Although the headphone market continues to burgeon with new models, it can be surprisingly tough to find a decent, fitness-friendly pair. A few companies, such as Sennheiser, have stepped up to the plate with sport-branded earphones that feature design attributes meant to keep them secured on the head during activity. Now, we can add Sony to the list. The company has released an impressive array of Active Headphones, the $40 MDR-AS40EX among them. These excellently designed earphones are a good option for the gym, although they don't quite match their sister set, the MDR-AS50G, in uniqueness or sound quality.
Once again, Sony has proven that it knows design with the MDR-AS40EX earphones. They offer a more standard sport-friendly design, with arms that loop out of the earbuds and over the backs of the ears to secure them in place. Happily, Sony made the earclips removable, so if you don't want to use them (such as when you are not working out), you don't have to. This also allows for interchangeability: Three sets of different-size clips are included in the package, and this reviewer had no problem securing the smallest of them over her abnormally small ears. In fact, the earphones proved to be quite comfortable after an hour of wear. There are also three sizes (S, M, and L) of silicone ear tips to help with fit. We never felt like we could get a complete seal with the ear, but this might be good news for those who want to use the 'phones to jog on the street. Still, they block out a reasonable amount of noise, so always be aware.

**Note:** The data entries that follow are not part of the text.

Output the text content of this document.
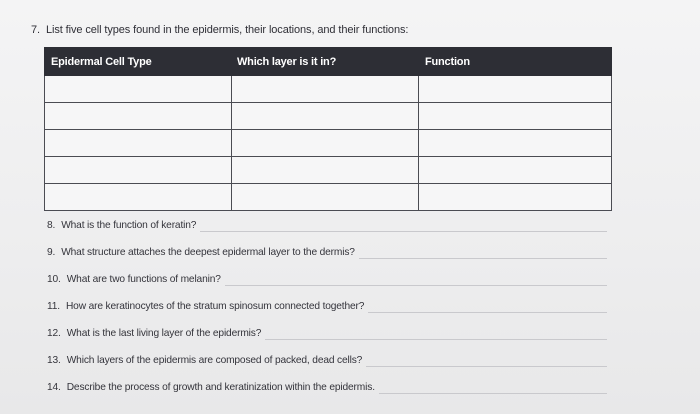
7. List five cell types found in the epidermis, their locations, and their functions:
Epidermal Cell Type	Which layer is it in?	Function

8. What is the function of keratin?
9. What structure attaches the deepest epidermal layer to the dermis?
10. What are two functions of melanin?
11. How are keratinocytes of the stratum spinosum connected together?
12. What is the last living layer of the epidermis?
13. Which layers of the epidermis are composed of packed, dead cells?
14. Describe the process of growth and keratinization within the epidermis.
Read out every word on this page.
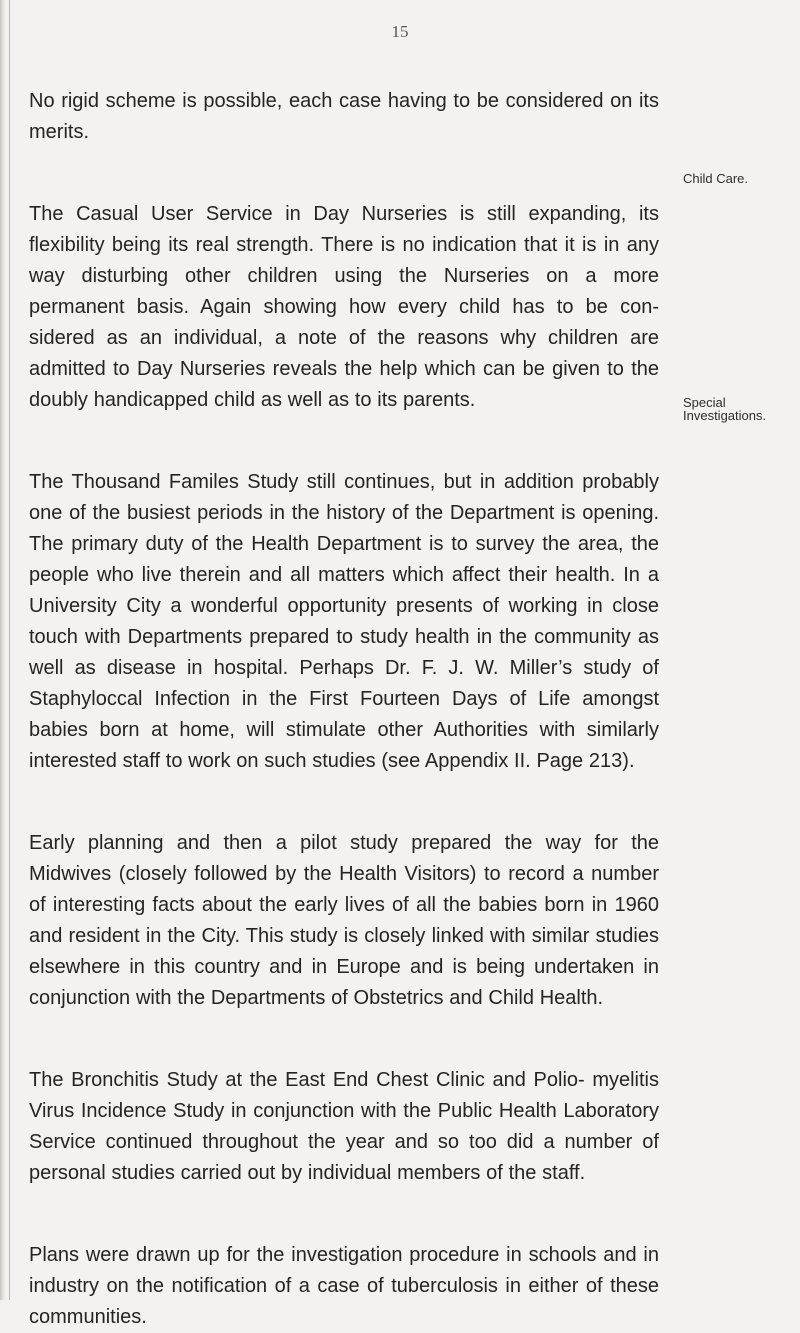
15

Child Care.

Special Investigations.

No rigid scheme is possible, each case having to be considered on its merits.

The Casual User Service in Day Nurseries is still expanding, its flexibility being its real strength. There is no indication that it is in any way disturbing other children using the Nurseries on a more permanent basis. Again showing how every child has to be con- sidered as an individual, a note of the reasons why children are admitted to Day Nurseries reveals the help which can be given to the doubly handicapped child as well as to its parents.

The Thousand Familes Study still continues, but in addition probably one of the busiest periods in the history of the Department is opening. The primary duty of the Health Department is to survey the area, the people who live therein and all matters which affect their health. In a University City a wonderful opportunity presents of working in close touch with Departments prepared to study health in the community as well as disease in hospital. Perhaps Dr. F. J. W. Miller’s study of Staphyloccal Infection in the First Fourteen Days of Life amongst babies born at home, will stimulate other Authorities with similarly interested staff to work on such studies (see Appendix II. Page 213).

Early planning and then a pilot study prepared the way for the Midwives (closely followed by the Health Visitors) to record a number of interesting facts about the early lives of all the babies born in 1960 and resident in the City. This study is closely linked with similar studies elsewhere in this country and in Europe and is being undertaken in conjunction with the Departments of Obstetrics and Child Health.

The Bronchitis Study at the East End Chest Clinic and Polio- myelitis Virus Incidence Study in conjunction with the Public Health Laboratory Service continued throughout the year and so too did a number of personal studies carried out by individual members of the staff.

Plans were drawn up for the investigation procedure in schools and in industry on the notification of a case of tuberculosis in either of these communities.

The Sony MDR-AS40EX earphones feature a few other physical attributes worth noting. First, they're mainly black with some silver and a slight bit of red accenting, so if the Sennheiser Sport line was a little too bright and flashy for you, the MDRs are a good alternative. Also, the cable is modular, which is usually ideal for active applications, as it keeps the main cable short enough (20 inches, in this case) to use with an armband without a lot of slack cord. Also, Sony was smart enough to include a clip on the cable for dealing with the weight added when you connect the included extender cable, which adds an additional 26 inches to the length--plenty for keeping your MP3 player in a bag or pocket. Sony also includes a rather clunky, but still useful, plastic case.
During our performance evaluation of the Sony MDR-AS40EX earphones, we took a couple things into consideration, not the least of which was their ability to stay in place during activity. They passed this test with flying colors, failing to budge during a set of jumping jacks and a vigorous 15 minutes on a rowing machine. Sound quality was a bit of a different matter. While the MDR-AS40EX offers an impressive amount of high-end detail--with strings, shakers, and acoustic guitar sounding particularly shimmery--we found that overall sound was a bit cold and bright for our tastes. This has a lot to do with the fact that without a proper seal with the ear, bass was quite deficient. When we shoved the 'buds in, we got the low end, but it was pretty mushy. However, for working out--especially if you listen to a lot of podcasts while doing so--the earphones are passable. They certainly allow for plenty of volume.